Len Rosen lives in Toronto, Ontario, Canada. He is a researcher and writer who has a fascination with science and technology. He is married with a daughter who works in radio, and a miniature red poodle who is his daily companion on walks of discovery. More...


  • Niccolo5

    Wow, you mean dirty old Ford’s global operations are “consuming” 0.008% as much fresh water as the Amazon River is wasting into the Atlantic Ocean? Oh I almost forgot, Ford has huge plants in Brazil, I wonder where all that fresh water they “consume” winds up. It’s hard to believe this issue should be anywhere near the center of the global concerns screen.

    • lenrosen4

      What Ford is publicly announcing is at least an acknowledgement that as an industry leader they need to deal with freshwater usage as well as their carbon footprint. All businesses need to acclimatize to the reality of water scarcity and climate change.

      • Niccolo5

        ((What Ford is publicly announcing is at least an acknowledgement that as an industry leader they need to deal with freshwater usage as well as their carbon footprint. All businesses need to acclimatize to the reality of water scarcity and climate change.))

        Yes, but it’s just empty PR. The basic problem is overpopulation not fresh water shortage. Ford products contribute to the overpopulation problem. Ford is part of the probleml, not part of the solution. Nearly every product Ford makes increases demand for fossil fuel, and that increases demand for freshwater..

        • lenrosen4

          The problem as I see it is our focus on economic growth as the measure of our society’s progress. It shouldn’t be. Growth is what’s killing us. We make more things. We take more from the Earth. We give birth to more people. We need a new paradigm upon which to build our human society, one that is more in harmony with the planet.

          What does that mean for the Ford Motor Companies of this world? How do you measure the intrinsic value a company provides by looking at more than its bottom line?

          • Niccolo5

            ((Growth is what’s killing us.))

            Yes, but it’s overpopulation that is driving the growth. It’s a positive feedback cycle; the growth drives overpopulation and the overpopulation drive the growth. Each new person that is born intends to enjoy his “fair share” of global production and consumption. Not one out of a hundred is ever going to reduce his consumption or limit his reproduction because his conscience is telling him he contributes to environmental degradation. Humanity doesn’t have the technological competence to support the present population without serious environmental degradation. The atmospheric CO2 burden will reach levels that trigger an avalanche release of polar region methane. If mankind won’t limit its numbers, nature will.

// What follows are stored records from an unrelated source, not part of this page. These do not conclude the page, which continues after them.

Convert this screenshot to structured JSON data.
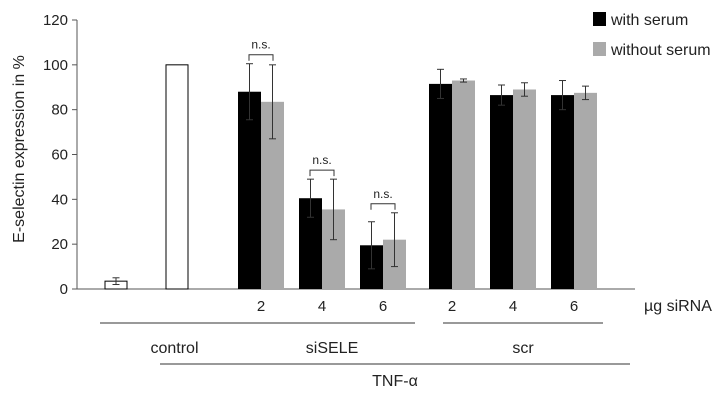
{
  "chart_data": {
    "type": "bar",
    "ylabel": "E-selectin expression in %",
    "ylim": [
      0,
      120
    ],
    "yticks": [
      0,
      20,
      40,
      60,
      80,
      100,
      120
    ],
    "grid": false,
    "legend": {
      "placement": "top-right",
      "entries": [
        {
          "name": "with serum",
          "color": "#000000"
        },
        {
          "name": "without serum",
          "color": "#aaaaaa"
        }
      ]
    },
    "x_unit_label": "µg siRNA",
    "control_bars": [
      {
        "value": 3.5,
        "error": 1.5,
        "fill": "#ffffff"
      },
      {
        "value": 100,
        "error": 0,
        "fill": "#ffffff"
      }
    ],
    "categories": [
      "2",
      "4",
      "6",
      "2",
      "4",
      "6"
    ],
    "series": [
      {
        "name": "with serum",
        "color": "#000000",
        "values": [
          88,
          40.5,
          19.5,
          91.5,
          86.5,
          86.5
        ],
        "errors": [
          12.5,
          8.5,
          10.5,
          6.5,
          4.5,
          6.5
        ]
      },
      {
        "name": "without serum",
        "color": "#aaaaaa",
        "values": [
          83.5,
          35.5,
          22,
          93,
          89,
          87.5
        ],
        "errors": [
          16.5,
          13.5,
          12,
          0.7,
          3,
          3
        ]
      }
    ],
    "significance": [
      {
        "group": 0,
        "text": "n.s."
      },
      {
        "group": 1,
        "text": "n.s."
      },
      {
        "group": 2,
        "text": "n.s."
      }
    ],
    "groups": [
      {
        "label": "control"
      },
      {
        "label": "siSELE"
      },
      {
        "label": "scr"
      }
    ],
    "treatment_label": "TNF-α"
  }
}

            All the smart people see what’s coming, and they refuse to spend their last years before climate catastrophe making personal sacrifices frantically bailing down in the bilges. No, they are going to try to enjoy the final cruise in the first class ballroom and on the top deck. The wealthier ones will invest in comfortable survival sanctuaries in the remote Northern Canadian Rockies or the Scottish Highlands and figure the devil can take the hindmost of the rest.

          • lenrosen4

            You describe a doom and gloom scenario. I would hope, yes hope that smarter heads will soon prevail in our leadership, or that the grassroots will express their discontent in allowing the status quo to remain with all its attendant consequences. So I am hoping you are wrong in all your conclusions.